Наверное, мчались как ветер, думаю я, посмотреть правдоподобие и потоптаться на случай, если привезут розыскного пса. Слушая их, я оглядываю комнату и нахожу то, что придает ей нежилой вид. Между окнами стоит этажерка с детскими игрушками и книжками, а над нею в раме собраны фотографии — одна девочка, вторая девочка, две сестрички вместе, девочки у калитки, на крылечке, на руках у мамы, на коленях у папы, и последний снимок — на кладбище.
— Я не понимаю, я не понимаю, — жалостливо приговаривает Буйницкая. Зачем он это сделал?
— Если бы не увидел своими глазами, — говорит Буйницкий, — ни за что на свете не поверил бы.

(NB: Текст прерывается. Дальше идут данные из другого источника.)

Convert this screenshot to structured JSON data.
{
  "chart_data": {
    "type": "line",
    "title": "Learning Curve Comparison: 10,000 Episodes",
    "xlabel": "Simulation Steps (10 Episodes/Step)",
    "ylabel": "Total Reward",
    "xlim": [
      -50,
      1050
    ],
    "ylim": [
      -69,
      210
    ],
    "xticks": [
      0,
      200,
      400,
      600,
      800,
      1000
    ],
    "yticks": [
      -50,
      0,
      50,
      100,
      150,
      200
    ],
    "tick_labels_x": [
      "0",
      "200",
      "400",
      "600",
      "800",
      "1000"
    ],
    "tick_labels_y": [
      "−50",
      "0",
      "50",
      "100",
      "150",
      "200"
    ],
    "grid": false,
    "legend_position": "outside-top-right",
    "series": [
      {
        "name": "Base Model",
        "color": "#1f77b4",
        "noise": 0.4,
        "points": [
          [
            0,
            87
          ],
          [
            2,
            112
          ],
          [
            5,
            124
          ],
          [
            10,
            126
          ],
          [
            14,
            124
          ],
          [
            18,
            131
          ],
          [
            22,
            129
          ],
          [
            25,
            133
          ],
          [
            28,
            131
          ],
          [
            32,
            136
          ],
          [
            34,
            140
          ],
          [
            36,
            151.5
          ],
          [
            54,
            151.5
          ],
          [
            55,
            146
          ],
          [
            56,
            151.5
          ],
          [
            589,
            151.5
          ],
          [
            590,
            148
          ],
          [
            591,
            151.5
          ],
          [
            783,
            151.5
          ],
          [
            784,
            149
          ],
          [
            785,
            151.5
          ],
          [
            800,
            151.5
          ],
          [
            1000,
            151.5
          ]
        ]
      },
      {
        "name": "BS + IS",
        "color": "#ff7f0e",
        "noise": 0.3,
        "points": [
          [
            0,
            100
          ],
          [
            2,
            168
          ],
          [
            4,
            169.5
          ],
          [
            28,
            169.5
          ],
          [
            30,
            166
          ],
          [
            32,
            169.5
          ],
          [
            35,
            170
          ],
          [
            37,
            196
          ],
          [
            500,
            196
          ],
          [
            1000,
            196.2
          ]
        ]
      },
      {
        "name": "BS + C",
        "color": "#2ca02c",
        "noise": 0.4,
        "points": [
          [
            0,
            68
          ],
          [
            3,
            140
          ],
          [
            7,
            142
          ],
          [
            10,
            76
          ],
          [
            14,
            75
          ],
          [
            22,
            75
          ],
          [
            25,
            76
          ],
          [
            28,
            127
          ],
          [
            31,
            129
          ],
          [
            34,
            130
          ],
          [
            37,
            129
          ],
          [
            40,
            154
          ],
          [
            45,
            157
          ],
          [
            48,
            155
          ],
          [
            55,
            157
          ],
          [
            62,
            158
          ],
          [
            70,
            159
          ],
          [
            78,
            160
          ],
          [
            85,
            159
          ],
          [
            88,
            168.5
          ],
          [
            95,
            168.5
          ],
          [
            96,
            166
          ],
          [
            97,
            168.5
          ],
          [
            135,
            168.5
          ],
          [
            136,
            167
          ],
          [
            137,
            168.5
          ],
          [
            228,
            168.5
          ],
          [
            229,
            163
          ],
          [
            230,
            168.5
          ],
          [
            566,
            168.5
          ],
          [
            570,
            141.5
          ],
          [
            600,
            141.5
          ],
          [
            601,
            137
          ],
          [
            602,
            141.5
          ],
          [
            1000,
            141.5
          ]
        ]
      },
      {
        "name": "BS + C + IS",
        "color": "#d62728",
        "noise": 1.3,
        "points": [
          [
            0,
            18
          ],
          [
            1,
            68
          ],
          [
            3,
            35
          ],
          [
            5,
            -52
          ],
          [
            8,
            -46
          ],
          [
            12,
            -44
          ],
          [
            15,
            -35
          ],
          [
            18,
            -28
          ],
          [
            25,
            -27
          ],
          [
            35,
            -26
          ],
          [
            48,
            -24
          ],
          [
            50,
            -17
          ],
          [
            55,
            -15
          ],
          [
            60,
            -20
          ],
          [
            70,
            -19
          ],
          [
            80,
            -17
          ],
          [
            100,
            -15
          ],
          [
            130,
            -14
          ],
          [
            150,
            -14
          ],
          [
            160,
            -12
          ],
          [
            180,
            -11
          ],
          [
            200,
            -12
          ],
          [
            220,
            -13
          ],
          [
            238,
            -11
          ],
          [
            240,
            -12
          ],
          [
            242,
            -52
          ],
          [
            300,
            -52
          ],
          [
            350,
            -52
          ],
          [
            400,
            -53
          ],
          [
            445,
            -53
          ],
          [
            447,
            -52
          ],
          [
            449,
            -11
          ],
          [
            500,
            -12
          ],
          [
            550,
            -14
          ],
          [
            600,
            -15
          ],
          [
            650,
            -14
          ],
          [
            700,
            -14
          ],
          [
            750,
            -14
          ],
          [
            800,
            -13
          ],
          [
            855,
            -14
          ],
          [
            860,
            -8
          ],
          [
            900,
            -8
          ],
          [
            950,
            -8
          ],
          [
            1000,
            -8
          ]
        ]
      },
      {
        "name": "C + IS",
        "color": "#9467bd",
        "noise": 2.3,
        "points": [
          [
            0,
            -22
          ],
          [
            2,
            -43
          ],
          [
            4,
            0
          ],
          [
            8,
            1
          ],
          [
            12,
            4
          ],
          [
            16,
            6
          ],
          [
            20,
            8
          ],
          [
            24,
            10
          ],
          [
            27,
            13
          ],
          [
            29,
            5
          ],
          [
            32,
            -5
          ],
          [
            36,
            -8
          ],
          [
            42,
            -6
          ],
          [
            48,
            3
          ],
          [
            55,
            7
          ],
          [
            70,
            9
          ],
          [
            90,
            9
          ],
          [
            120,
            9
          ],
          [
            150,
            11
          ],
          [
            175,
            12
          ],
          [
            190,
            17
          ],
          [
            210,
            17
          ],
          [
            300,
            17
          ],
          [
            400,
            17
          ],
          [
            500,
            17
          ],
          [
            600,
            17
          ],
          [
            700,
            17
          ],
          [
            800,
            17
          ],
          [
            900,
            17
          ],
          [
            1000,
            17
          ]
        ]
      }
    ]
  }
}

У него не было причин.
Разумеется, мысленно соглашаюсь я. К нему и мысли такие не приходили. Разумеется, не поверил бы, если бы не сделал это своими руками.
Я спрашиваю, когда Буйницкий заступил на дежурство и не имело ли оно происшествий.
— Нет, происшествий никаких не случилось, — говорит Буйницкий. (Так я и думал, полный порядок.) — В сторожку пришел к двенадцати, вот как с вами расстались. В половине первого Настя пришла — «Сельхозтехнику» караулит, через дорогу это. Она каждую ночь у нас сидит — одна боится.
— А когда ушла Настя?
— Часов, может, в пять. Светло уже было.
— Так она свою технику без присмотра оставила?
— А кому она нужна?
— Всю ночь в сторожке и провела?
— Да, проговорили.
— Из сторожки не выходили? — спрашиваю я в лоб.
— Нет, — говорит Буйницкий. — Чего выходить? Цех закрыт, машины под окном, тихо было.
— Ага! Ага! — киваю я головой, совсем как фарфоровый болванчик. Если он говорит правду, то все мои построения глупость и ерунда.
— Извините, — вдруг озабоченно говорит Буйницкий. — Вот вы задаете такие вопросы, они, как бы это сказать, странные. — В глазах сакристиана появляется волнение, какой-то страх, что-то мучительное. — Создается впечатление, что вы проверяете, не мог ли я ночью быть один, и, видимо, это как-то связано со смертью Жолтака. Скажите, он правда покончил с собой?
Ну и простодушие. Кандид. Не все ли вам равно, гражданин Буйницкий?
— Да, — говорю я, — он совершил самоубийство. Но наш долг узнать причины. Может быть, кто-то его обидел, оскорбил, ранил душу. Человек расстроился, и случайное слово стало роковым. Тем более, говорят, нрав у него был невеселый.
— Тоскливый, тоскливый, — жалостливо подтверждает Буйницкая. — Деньги собирал на телевизор. Конечно, что хорошего жить одному.